Is there any way to build a consensus sequence other than using multiple sequence alignment programs?
If written some consensus modules (for PacBio correction) that generate consensi from mappings of sequences to a single representative. If this is something you are looking for and if you are could share some more information, about what you want to achieve, I might be able to provide you with an apt script
Thanks. I've PCR amplicons sequenced with miseq and grouped based on unique molecular identifier (UMI).
Yes, I want to generate a single representative to correct the sequencing errors. I tried MSA tools such as muscle, clustlo to get the consensus but it doesn't work sometimes and I've case which looks like below.
Ex. have a look at the position 2 and 8 ( I'm not sure how to deal with the situation like position 2 to get the consensus without non-nt character and for position 8 I would prefer to exclude the seq 4 since majority of the seqs in the group don't have 'G' at the 8th position)
seq1 ATGCTCG - TCGTTTCGGT
seq2 AGACTCG - TCGTTTCGGT
seq3 ATCCTCG - TCGTTTCGGT
cons A+GCTCG - TCGTTTCGGT
Let me know what you think or if you need more details. It would be great if you can share the script.

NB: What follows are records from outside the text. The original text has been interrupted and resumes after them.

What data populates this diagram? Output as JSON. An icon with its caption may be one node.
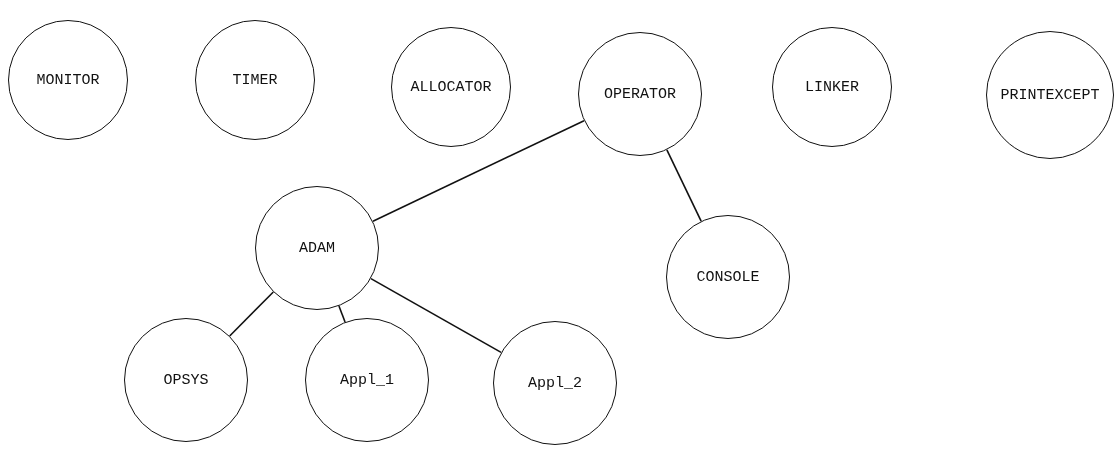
{
  "diagram": {
    "nodes": [
      {
        "text": [
          "MONITOR"
        ]
      },
      {
        "text": [
          "TIMER"
        ]
      },
      {
        "text": [
          "ALLOCATOR"
        ]
      },
      {
        "text": [
          "OPERATOR"
        ]
      },
      {
        "text": [
          "LINKER"
        ]
      },
      {
        "text": [
          "PRINTEXCEPT"
        ]
      },
      {
        "text": [
          "ADAM"
        ]
      },
      {
        "text": [
          "CONSOLE"
        ]
      },
      {
        "text": [
          "OPSYS"
        ]
      },
      {
        "text": [
          "Appl_1"
        ]
      },
      {
        "text": [
          "Appl_2"
        ]
      }
    ],
    "edges": [
      {
        "from": 3,
        "to": 6,
        "arrow": "none"
      },
      {
        "from": 3,
        "to": 7,
        "arrow": "none"
      },
      {
        "from": 6,
        "to": 8,
        "arrow": "none"
      },
      {
        "from": 6,
        "to": 9,
        "arrow": "none"
      },
      {
        "from": 6,
        "to": 10,
        "arrow": "none"
      }
    ]
  }
}
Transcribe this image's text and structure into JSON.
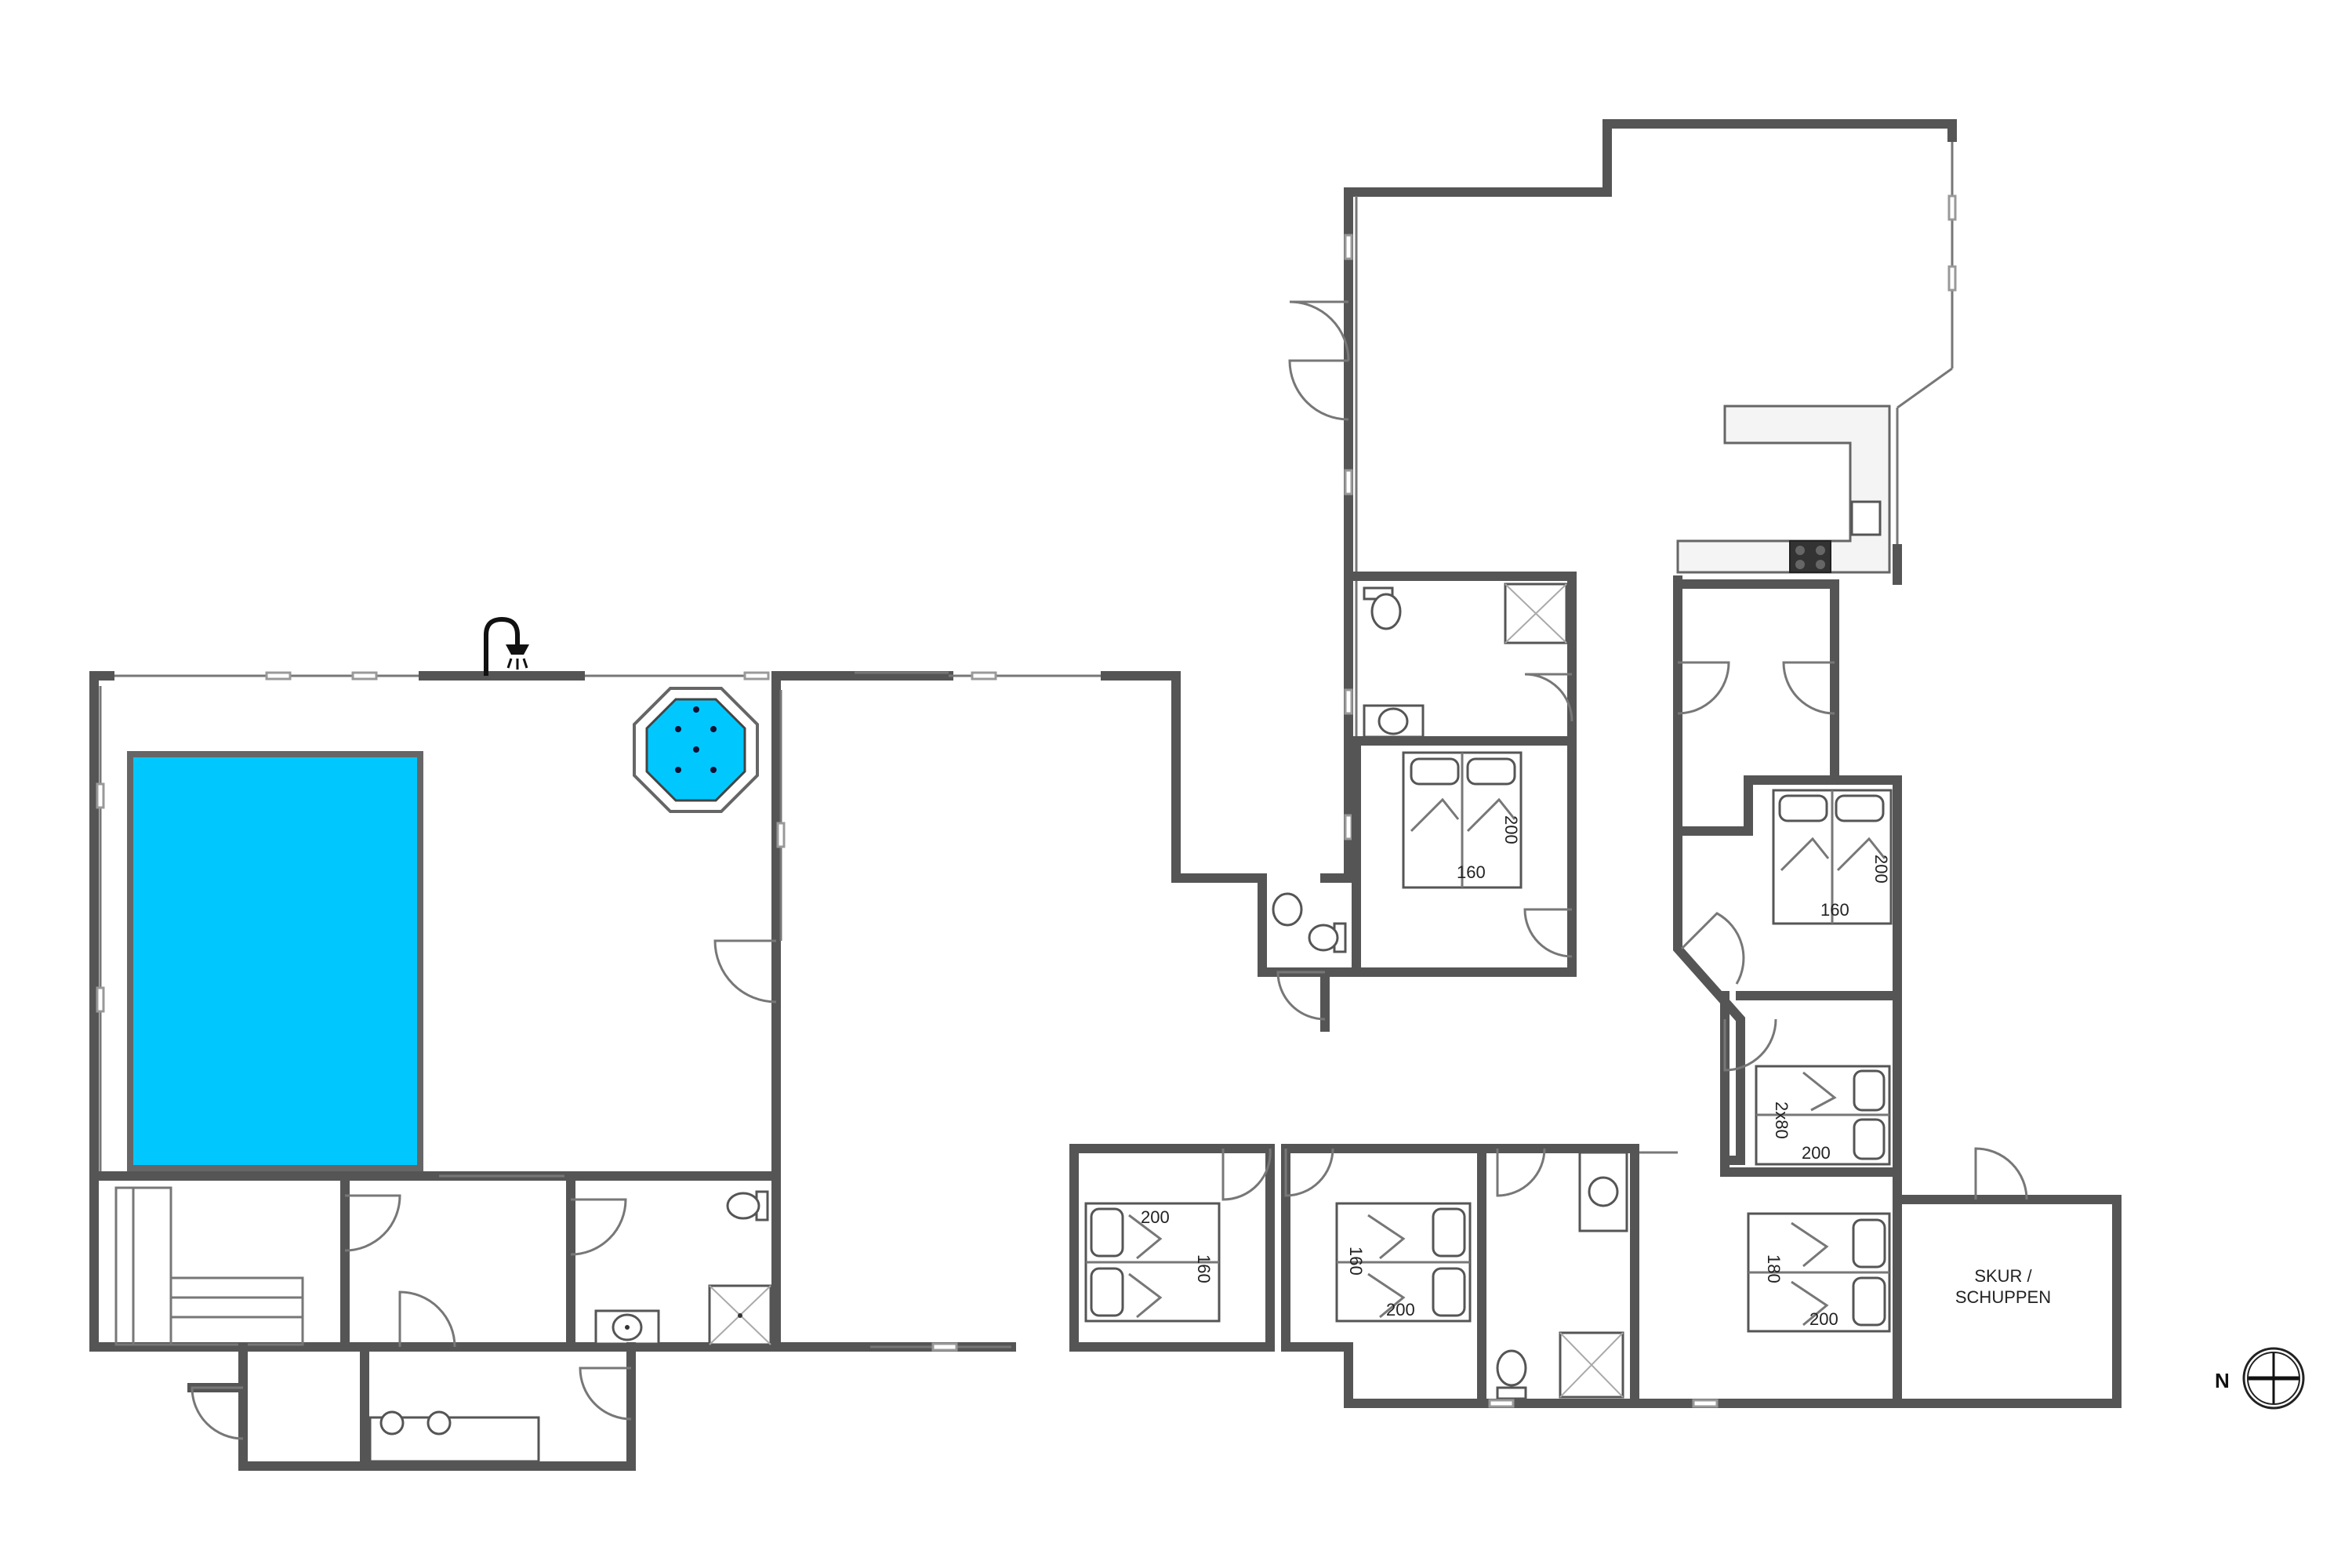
{
  "colors": {
    "pool": "#00c8ff",
    "wall": "#6f6f6f",
    "hob": "#333333"
  },
  "bed_labels": {
    "bed1_width": "160",
    "bed1_length": "200",
    "bed2_width": "160",
    "bed2_length": "200",
    "bed3_width": "2x80",
    "bed3_length": "200",
    "bed4_width": "180",
    "bed4_length": "200",
    "bed5_width": "160",
    "bed5_length": "200",
    "bed6_width": "160",
    "bed6_length": "200"
  },
  "rooms": {
    "shed_line1": "SKUR /",
    "shed_line2": "SCHUPPEN"
  },
  "compass": {
    "label": "N"
  },
  "icons": [
    "shower-icon",
    "spa-icon",
    "pool",
    "toilet-icon",
    "sink-icon",
    "shower-tray-icon",
    "bed-icon",
    "hob-icon",
    "sauna-bench",
    "door-icon",
    "compass-icon"
  ]
}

Ah, sorry, I somehow missed your post. Okay, unfortunately none of my scripts will work out of the box for your data. However, I think I could adjust one of them. But before we go there, let me put another idea out there. Have you thought about simply assembling your fragments, one assembly per group? This should produce a consensus as well.
If I understand your setup correctly, all fragments of one UMI-group are roughly of the same length (unless partial) and are full length sequencing products of the same target region?
If assembly does not work, we can think about the consensus script. In your scenario it would randomly chose one base at a 50/50 SNP location and would remove the minority gap in your scenario. It can also handles reverse complement reads (which MSA programs usually cannot), although, it would require reads to be at least 50bp long.
G (in 50% of runs)
Right now, the script expects PacBio reads and parses header information etc. To make it work for you I do need a bit more information. Ideally and if in any way possible, a small sample data set - one group of fragments for which you want a single representative consensus.
Let me know what you think
No worries, thanks for your kind reply. I'm not sure if the assembly would work. Yes, one UMI-group is roughly of the same length and its the same target region. The fragments are 400-500 bp long, consensus script sounds like a good solution if its adding the random base (however it would be better to have a base that don't give stop codon) and removing minority gap. I'm now taking some help from the local bioinformatician here, will see how it goes. I will come back to you with more information and a small dataset in case if I don't find the solution. Appreciate your help. Thanks!
Sure, good luck. And it be interested to know, if you come up with a good solution.
Is your data 16S amplicon? This paper should provide some insights.
Thanks, I know this paper. Its b cell receptor sequencing data
Is it barcoded individuals (or cell culture, or whatever), or is it a pool? Did you normalize before sequencing?
Its barcoded cDNA molecules, normalized before sequencing.
Do you expect variability per barcoded sample? Can't you filter by coverage?